Some departments are now unrecognisable, although not clinical staff, the catering staff provided excellent food, and cheerful service to patients, their families, staff, volunteers and other visitors to the hospice. If an army marches on its stomach, much of the glue that created “Team Hospice” was served along with the food. The job losses are only one aspect of our concern. The hospice, although independent of the NHS, also suffers from similar pressures, but some of the changes that have been implemented, certainly as applied to the Inpatient Department, have badly affected the morale of both members of staff and volunteers.

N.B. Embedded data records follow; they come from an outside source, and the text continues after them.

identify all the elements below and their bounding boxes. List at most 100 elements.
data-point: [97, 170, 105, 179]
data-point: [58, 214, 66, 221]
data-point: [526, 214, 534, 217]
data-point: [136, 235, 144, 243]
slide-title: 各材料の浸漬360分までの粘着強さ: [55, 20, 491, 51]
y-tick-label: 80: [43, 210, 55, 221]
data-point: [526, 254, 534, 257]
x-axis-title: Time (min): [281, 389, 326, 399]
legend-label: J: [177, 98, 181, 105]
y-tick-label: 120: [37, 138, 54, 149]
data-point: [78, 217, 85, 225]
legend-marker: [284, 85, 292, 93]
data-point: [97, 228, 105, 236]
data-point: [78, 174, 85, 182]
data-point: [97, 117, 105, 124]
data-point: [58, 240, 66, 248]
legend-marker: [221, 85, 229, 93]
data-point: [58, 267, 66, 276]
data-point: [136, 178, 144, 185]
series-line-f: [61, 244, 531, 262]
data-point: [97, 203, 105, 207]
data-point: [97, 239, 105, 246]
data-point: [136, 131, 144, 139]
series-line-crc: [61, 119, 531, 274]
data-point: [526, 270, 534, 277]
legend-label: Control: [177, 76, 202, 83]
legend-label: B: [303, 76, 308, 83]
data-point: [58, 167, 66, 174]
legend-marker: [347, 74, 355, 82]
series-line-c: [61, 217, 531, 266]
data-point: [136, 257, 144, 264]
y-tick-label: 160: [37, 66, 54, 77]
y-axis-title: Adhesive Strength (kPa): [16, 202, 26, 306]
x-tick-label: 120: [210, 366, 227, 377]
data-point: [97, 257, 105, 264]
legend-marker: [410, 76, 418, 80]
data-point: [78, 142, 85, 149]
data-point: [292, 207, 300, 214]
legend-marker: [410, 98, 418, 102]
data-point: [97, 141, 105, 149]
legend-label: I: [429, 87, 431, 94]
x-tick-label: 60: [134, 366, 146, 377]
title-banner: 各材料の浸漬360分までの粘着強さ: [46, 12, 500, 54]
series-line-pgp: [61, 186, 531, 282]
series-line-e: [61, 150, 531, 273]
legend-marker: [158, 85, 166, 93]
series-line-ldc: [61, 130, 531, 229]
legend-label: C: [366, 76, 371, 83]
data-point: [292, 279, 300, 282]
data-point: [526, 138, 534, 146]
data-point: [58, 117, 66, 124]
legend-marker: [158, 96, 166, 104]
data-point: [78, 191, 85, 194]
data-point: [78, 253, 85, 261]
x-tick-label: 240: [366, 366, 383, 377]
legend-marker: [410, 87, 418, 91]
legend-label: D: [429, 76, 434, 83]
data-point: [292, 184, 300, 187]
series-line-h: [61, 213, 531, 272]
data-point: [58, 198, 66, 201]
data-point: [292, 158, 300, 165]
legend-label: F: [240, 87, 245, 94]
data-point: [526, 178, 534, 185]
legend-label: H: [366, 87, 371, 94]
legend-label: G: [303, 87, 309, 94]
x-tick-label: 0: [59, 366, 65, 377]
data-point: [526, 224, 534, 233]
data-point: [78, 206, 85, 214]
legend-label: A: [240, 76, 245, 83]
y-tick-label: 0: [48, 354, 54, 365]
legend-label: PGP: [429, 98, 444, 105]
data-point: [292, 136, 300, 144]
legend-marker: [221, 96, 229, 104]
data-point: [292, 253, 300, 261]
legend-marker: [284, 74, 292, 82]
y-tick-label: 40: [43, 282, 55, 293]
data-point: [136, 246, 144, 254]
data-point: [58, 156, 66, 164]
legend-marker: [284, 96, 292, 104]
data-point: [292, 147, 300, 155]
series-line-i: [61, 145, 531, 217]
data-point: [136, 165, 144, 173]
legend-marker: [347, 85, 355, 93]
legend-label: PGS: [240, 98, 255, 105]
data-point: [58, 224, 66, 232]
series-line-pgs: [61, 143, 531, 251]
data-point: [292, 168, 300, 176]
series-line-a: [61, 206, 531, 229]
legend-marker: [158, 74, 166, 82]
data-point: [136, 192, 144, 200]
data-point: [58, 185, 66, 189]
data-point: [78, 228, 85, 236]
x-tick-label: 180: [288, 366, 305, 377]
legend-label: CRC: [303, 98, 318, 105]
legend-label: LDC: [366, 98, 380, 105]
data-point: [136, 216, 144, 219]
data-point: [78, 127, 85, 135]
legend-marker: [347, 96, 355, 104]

Change is inevitable and essential. How it is implemented says more about the leadership style of organisation, than most other management tasks. How sensitively do they handle job losses? Can they develop a vision of the future that will inspire the remaining staff (and volunteers)? We remain unconvinced about this, as the feedback that we are getting points to continued dissatisfaction.
One key decision had to be reversed after protests, and we hope that it is not an indicator of the general quality of current decision making.
The previous logo for St Catherine’s said Your Community, Your Hospice, Our Care. We would like to remind those in charge of our hospice that it is only with the continued goodwill and support of our community that St Catherine’s will continue to flourish. We aren’t convinced that the people of Scarborough understand the nature of some of the changes and the possible impact on them and their families.